I actually did wonder if that reference to "need a break" was in poor taste, but I let it slide.
I like the policy of rotating committees. Our committees do seem to be burdensome...hospitality complains that people are standing around talking while they want to clean up, no one shows up for house committee clean up, no one is willing to be on care and concern or outreach because it means talking to people...perhaps it is time for a shake up.
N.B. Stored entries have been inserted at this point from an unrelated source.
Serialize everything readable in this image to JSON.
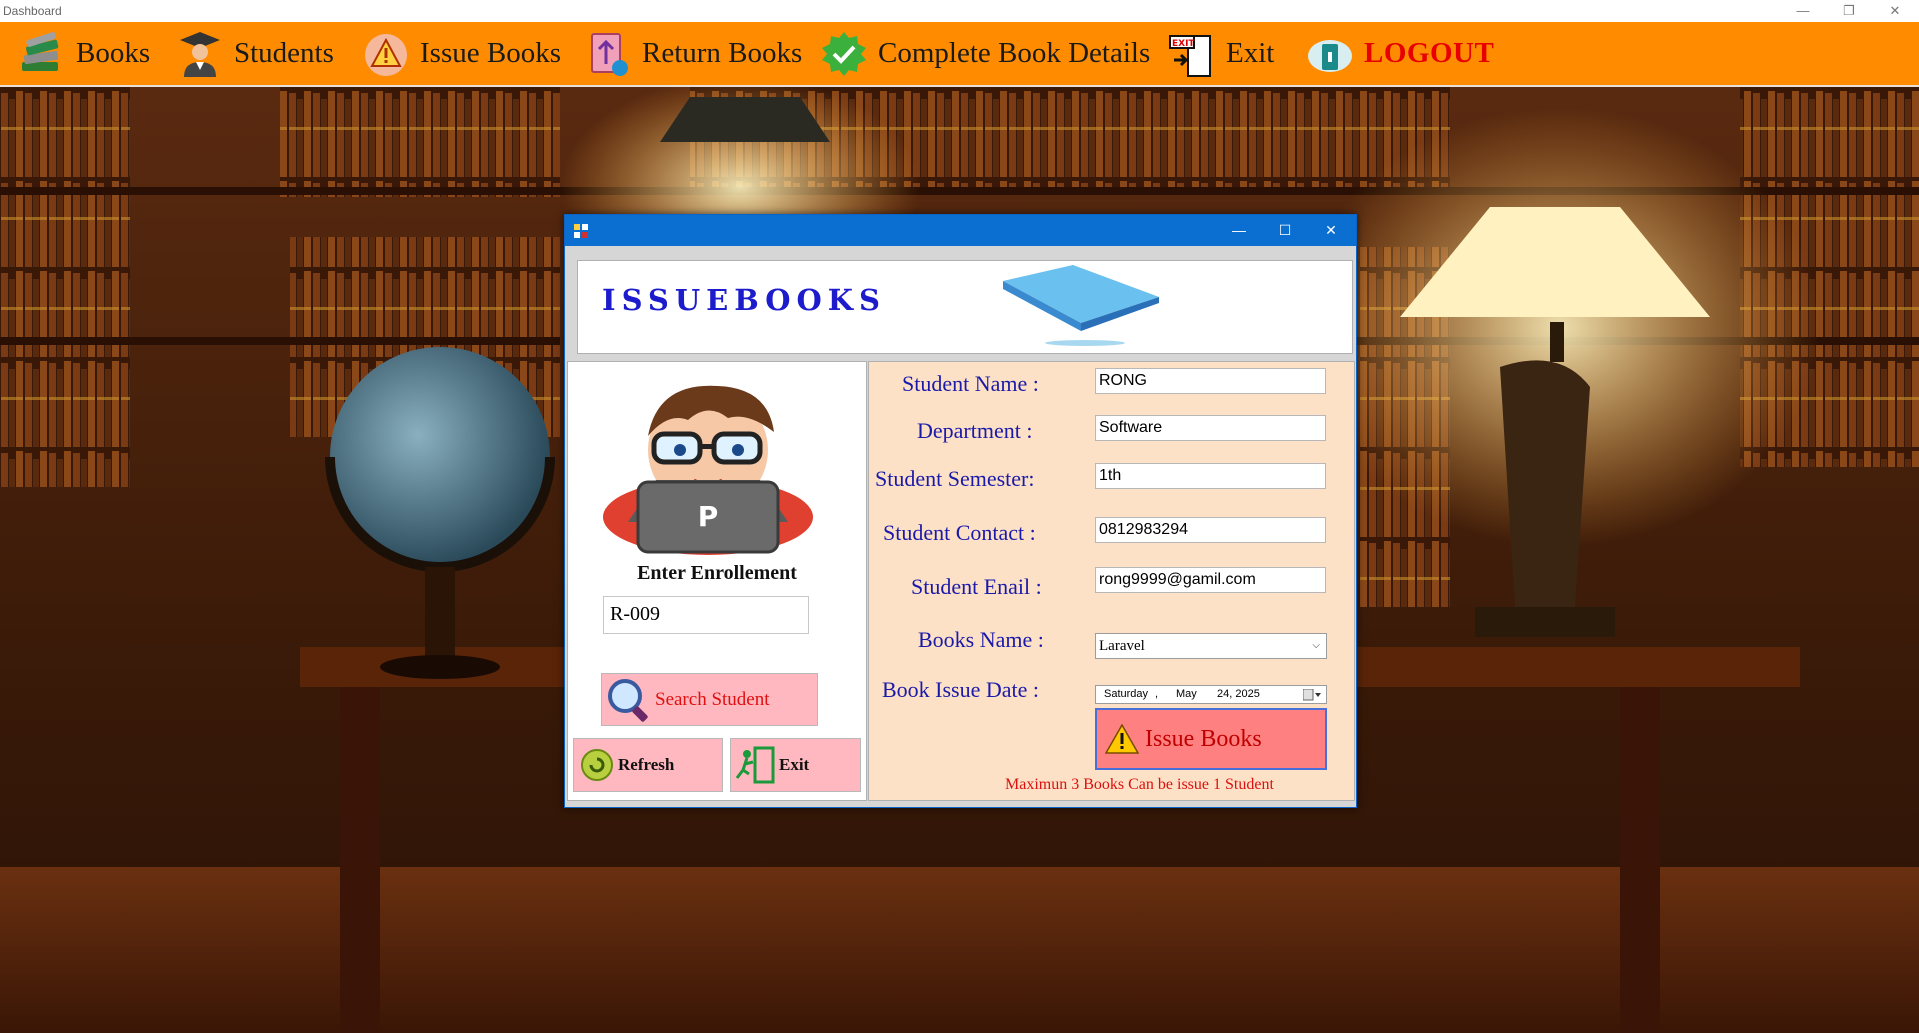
{
  "window": {
    "title": "Dashboard",
    "minimize": "—",
    "maximize": "❐",
    "close": "✕"
  },
  "menu": {
    "books": "Books",
    "students": "Students",
    "issue_books": "Issue Books",
    "return_books": "Return Books",
    "complete_book_details": "Complete Book Details",
    "exit": "Exit",
    "logout": "LOGOUT"
  },
  "dialog": {
    "controls": {
      "minimize": "—",
      "maximize": "☐",
      "close": "✕"
    },
    "banner_title": "ISSUEBOOKS",
    "avatar_letter": "P",
    "enrollment": {
      "label": "Enter Enrollement",
      "value": "R-009"
    },
    "buttons": {
      "search": "Search Student",
      "refresh": "Refresh",
      "exit": "Exit",
      "issue": "Issue Books"
    },
    "fields": {
      "name": {
        "label": "Student Name :",
        "value": "RONG"
      },
      "department": {
        "label": "Department :",
        "value": "Software"
      },
      "semester": {
        "label": "Student Semester:",
        "value": "1th"
      },
      "contact": {
        "label": "Student Contact :",
        "value": "0812983294"
      },
      "email": {
        "label": "Student Enail :",
        "value": "rong9999@gamil.com"
      },
      "book": {
        "label": "Books Name :",
        "value": "Laravel"
      },
      "issue_date": {
        "label": "Book Issue Date :",
        "day": "Saturday",
        "sep": ",",
        "month": "May",
        "date": "24, 2025"
      }
    },
    "note": "Maximun 3 Books Can be issue 1 Student"
  },
  "colors": {
    "menubar": "#ff8c00",
    "dialog_title": "#0a6fd0",
    "banner_text": "#1c1ccc",
    "label_text": "#1a1aaa",
    "form_bg": "#fde1c6",
    "button_pink": "#ffb8c0",
    "note_red": "#dd1010"
  }
}
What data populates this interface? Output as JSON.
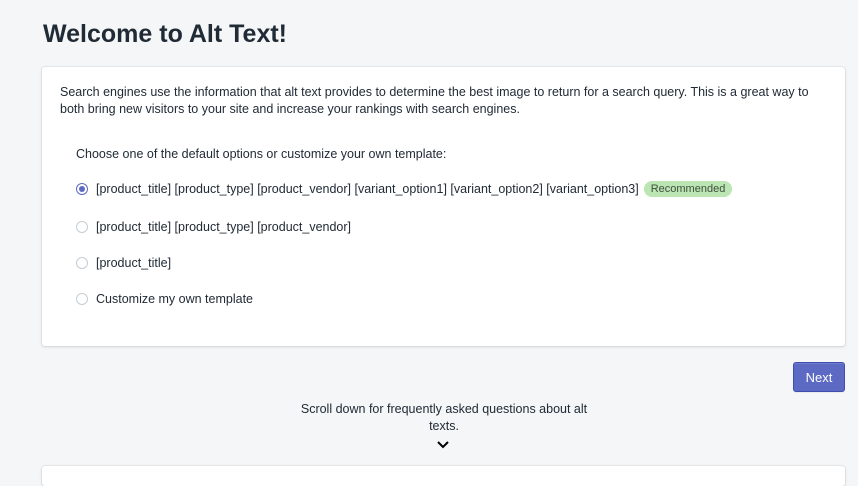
{
  "header": {
    "title": "Welcome to Alt Text!"
  },
  "card": {
    "intro": "Search engines use the information that alt text provides to determine the best image to return for a search query. This is a great way to both bring new visitors to your site and increase your rankings with search engines.",
    "prompt": "Choose one of the default options or customize your own template:",
    "options": [
      {
        "label": "[product_title] [product_type] [product_vendor] [variant_option1] [variant_option2] [variant_option3]",
        "selected": true,
        "badge": "Recommended"
      },
      {
        "label": "[product_title] [product_type] [product_vendor]",
        "selected": false
      },
      {
        "label": "[product_title]",
        "selected": false
      },
      {
        "label": "Customize my own template",
        "selected": false
      }
    ]
  },
  "actions": {
    "next_label": "Next"
  },
  "footer": {
    "scroll_hint": "Scroll down for frequently asked questions about alt texts."
  },
  "icons": {
    "scroll_down": "chevron-down-icon"
  },
  "colors": {
    "accent": "#5c6ac4",
    "badge_bg": "#bbe5b3",
    "background": "#f4f6f8"
  }
}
I made a bold statement to that effect today in an email about RE and the need for an equitable distribution of responsibilities...I was surprised that others felt similarly...I actually felt supported which was nice. It all comes down to connection, as you have said before. People want to belong, but they don't want to invest themselves in order to make it happen. Why do we humans do this? Is it protective...because it seems to be the root of abuse and exploitation? It is the reason that we compete instead of cooperate...that we work at against each other rather than collaborate. The reason that we can only love a select few humans rather than loving all beings...and probably the reason that we continue to love and cling to people who mistreat us.
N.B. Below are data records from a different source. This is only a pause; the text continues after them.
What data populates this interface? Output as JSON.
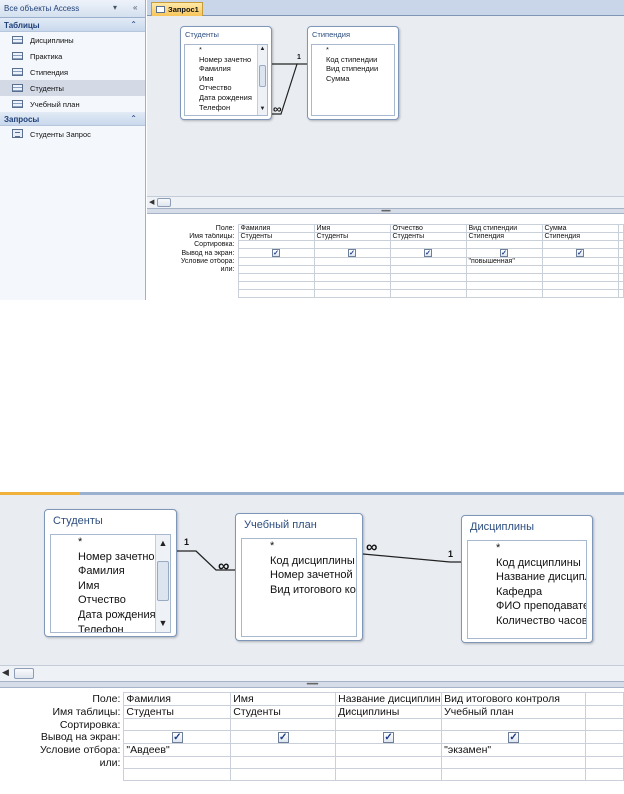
{
  "top": {
    "nav": {
      "header": "Все объекты Access",
      "header_menu": "▾",
      "header_collapse": "«",
      "groups": [
        {
          "title": "Таблицы",
          "chevron": "⌃",
          "items": [
            "Дисциплины",
            "Практика",
            "Стипендия",
            "Студенты",
            "Учебный план"
          ]
        },
        {
          "title": "Запросы",
          "chevron": "⌃",
          "items": [
            "Студенты Запрос"
          ]
        }
      ]
    },
    "tab": "Запрос1",
    "tables": {
      "students": {
        "title": "Студенты",
        "fields": [
          "*",
          "Номер зачетно",
          "Фамилия",
          "Имя",
          "Отчество",
          "Дата рождения",
          "Телефон"
        ]
      },
      "stipend": {
        "title": "Стипендия",
        "fields": [
          "*",
          "Код стипендии",
          "Вид стипендии",
          "Сумма"
        ]
      }
    },
    "relation": {
      "one": "1",
      "many": "∞"
    },
    "grid": {
      "row_labels": [
        "Поле:",
        "Имя таблицы:",
        "Сортировка:",
        "Вывод на экран:",
        "Условие отбора:",
        "или:"
      ],
      "columns": [
        {
          "field": "Фамилия",
          "table": "Студенты",
          "sort": "",
          "show": true,
          "criteria": "",
          "or": ""
        },
        {
          "field": "Имя",
          "table": "Студенты",
          "sort": "",
          "show": true,
          "criteria": "",
          "or": ""
        },
        {
          "field": "Отчество",
          "table": "Студенты",
          "sort": "",
          "show": true,
          "criteria": "",
          "or": ""
        },
        {
          "field": "Вид стипендии",
          "table": "Стипендия",
          "sort": "",
          "show": true,
          "criteria": "\"повышенная\"",
          "or": ""
        },
        {
          "field": "Сумма",
          "table": "Стипендия",
          "sort": "",
          "show": true,
          "criteria": "",
          "or": ""
        }
      ]
    }
  },
  "bottom": {
    "tables": {
      "students": {
        "title": "Студенты",
        "fields": [
          "*",
          "Номер зачетно",
          "Фамилия",
          "Имя",
          "Отчество",
          "Дата рождения",
          "Телефон"
        ]
      },
      "plan": {
        "title": "Учебный план",
        "fields": [
          "*",
          "Код дисциплины",
          "Номер зачетной к",
          "Вид итогового кон"
        ]
      },
      "disciplines": {
        "title": "Дисциплины",
        "fields": [
          "*",
          "Код дисциплины",
          "Название дисципл",
          "Кафедра",
          "ФИО преподавате",
          "Количество часов"
        ]
      }
    },
    "relations": [
      {
        "one": "1",
        "many": "∞"
      },
      {
        "one": "1",
        "many": "∞"
      }
    ],
    "grid": {
      "row_labels": [
        "Поле:",
        "Имя таблицы:",
        "Сортировка:",
        "Вывод на экран:",
        "Условие отбора:",
        "или:"
      ],
      "columns": [
        {
          "field": "Фамилия",
          "table": "Студенты",
          "sort": "",
          "show": true,
          "criteria": "\"Авдеев\"",
          "or": ""
        },
        {
          "field": "Имя",
          "table": "Студенты",
          "sort": "",
          "show": true,
          "criteria": "",
          "or": ""
        },
        {
          "field": "Название дисциплин",
          "table": "Дисциплины",
          "sort": "",
          "show": true,
          "criteria": "",
          "or": ""
        },
        {
          "field": "Вид итогового контроля",
          "table": "Учебный план",
          "sort": "",
          "show": true,
          "criteria": "\"экзамен\"",
          "or": ""
        }
      ]
    }
  },
  "colors": {
    "nav_bg": "#f4f7fb",
    "nav_selected": "#d3dae6",
    "tab_active": "#f7c55a",
    "designer_bg": "#e9edf2",
    "table_title": "#2c4d7e",
    "key_icon": "#d9a600"
  }
}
So how are you all coping with broken bones and new babies? You must be frustrated, not being able to hold her with both hands. I am sure that you will figure it out...you are motivated.
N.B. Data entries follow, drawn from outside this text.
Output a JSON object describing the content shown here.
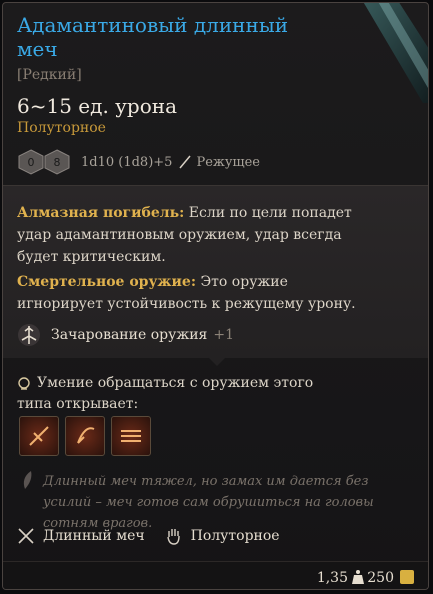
{
  "item": {
    "name": "Адамантиновый длинный меч",
    "rarity": "[Редкий]",
    "damage": "6~15 ед. урона",
    "property": "Полуторное",
    "damage_formula": "1d10 (1d8)+5",
    "damage_type": "Режущее",
    "dice": {
      "left": "0",
      "right": "8"
    }
  },
  "passives": [
    {
      "title": "Алмазная погибель:",
      "text": "Если по цели попадет удар адамантиновым оружием, удар всегда будет критическим."
    },
    {
      "title": "Смертельное оружие:",
      "text": "Это оружие игнорирует устойчивость к режущему урону."
    }
  ],
  "enchantment": {
    "label": "Зачарование оружия",
    "value": "+1"
  },
  "proficiency": {
    "text": "Умение обращаться с оружием этого типа открывает:"
  },
  "actions": [
    "slash-action-icon",
    "lacerate-action-icon",
    "pommel-strike-action-icon"
  ],
  "flavor": "Длинный меч тяжел, но замах им дается без усилий – меч готов сам обрушиться на головы сотням врагов.",
  "tags": [
    {
      "label": "Длинный меч",
      "icon": "crossed-swords-icon"
    },
    {
      "label": "Полуторное",
      "icon": "hand-icon"
    }
  ],
  "footer": {
    "weight": "1,35",
    "price": "250"
  },
  "colors": {
    "title": "#3aa9e6",
    "accent": "#e0b24e",
    "property": "#c89a3a"
  }
}
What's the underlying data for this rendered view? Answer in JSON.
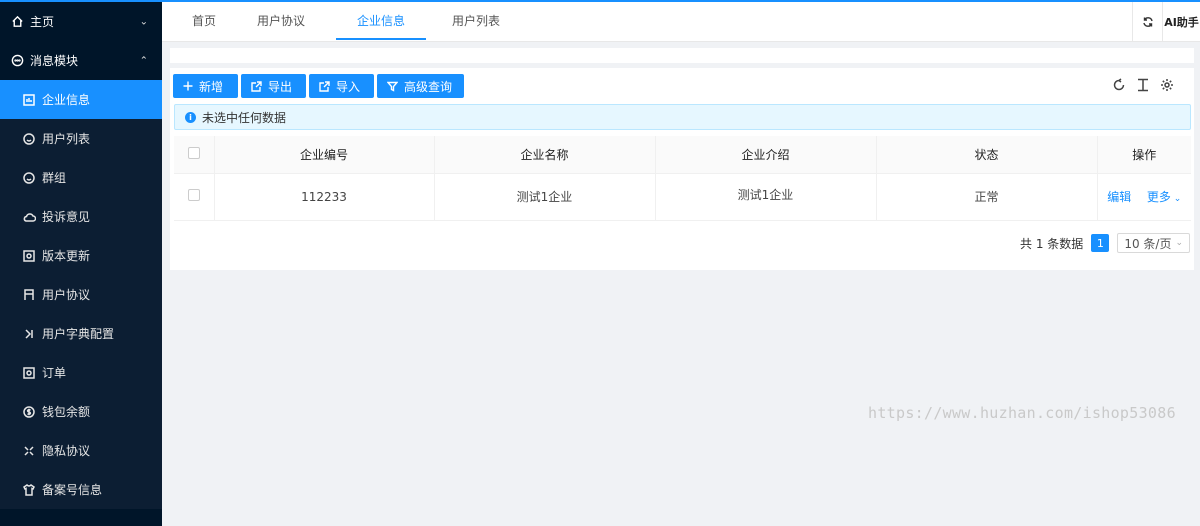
{
  "sidebar": {
    "home_label": "主页",
    "group_label": "消息模块",
    "items": [
      {
        "label": "企业信息",
        "icon": "chart-icon",
        "active": true
      },
      {
        "label": "用户列表",
        "icon": "smile-icon"
      },
      {
        "label": "群组",
        "icon": "smile-icon"
      },
      {
        "label": "投诉意见",
        "icon": "cloud-icon"
      },
      {
        "label": "版本更新",
        "icon": "picture-icon"
      },
      {
        "label": "用户协议",
        "icon": "table-icon"
      },
      {
        "label": "用户字典配置",
        "icon": "expand-icon"
      },
      {
        "label": "订单",
        "icon": "picture-icon"
      },
      {
        "label": "钱包余额",
        "icon": "dollar-icon"
      },
      {
        "label": "隐私协议",
        "icon": "expand-icon"
      },
      {
        "label": "备案号信息",
        "icon": "skin-icon"
      }
    ]
  },
  "header": {
    "tabs": [
      "首页",
      "用户协议",
      "企业信息",
      "用户列表"
    ],
    "active_tab": 2,
    "ai_label": "AI助手"
  },
  "toolbar": {
    "add_label": "新增",
    "export_label": "导出",
    "import_label": "导入",
    "query_label": "高级查询"
  },
  "alert": {
    "text": "未选中任何数据"
  },
  "table": {
    "columns": [
      "企业编号",
      "企业名称",
      "企业介绍",
      "状态",
      "操作"
    ],
    "rows": [
      {
        "code": "112233",
        "name": "测试1企业",
        "intro": "测试1企业",
        "status": "正常",
        "edit": "编辑",
        "more": "更多"
      }
    ]
  },
  "pagination": {
    "total_text": "共 1 条数据",
    "current_page": "1",
    "page_size": "10 条/页"
  },
  "watermark": "https://www.huzhan.com/ishop53086",
  "colors": {
    "accent": "#1890ff",
    "sidebar": "#001529"
  }
}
I don't like the dreams that I am having...I am a control person...definitely not comfortable with chaos. I am trying to clean up my space, mentally and physically from the past 4 years of work and study and putting life off. I spent today transferring my computer contents onto flash drives to clean up that space. Tomorrow I will go through the mountain of papers that I have held onto. It feels good to put things away or recycle them to create more space for new ideas, creativity, etc.
I hope that you are healing and that your pain is much less. I will check in tomorrow.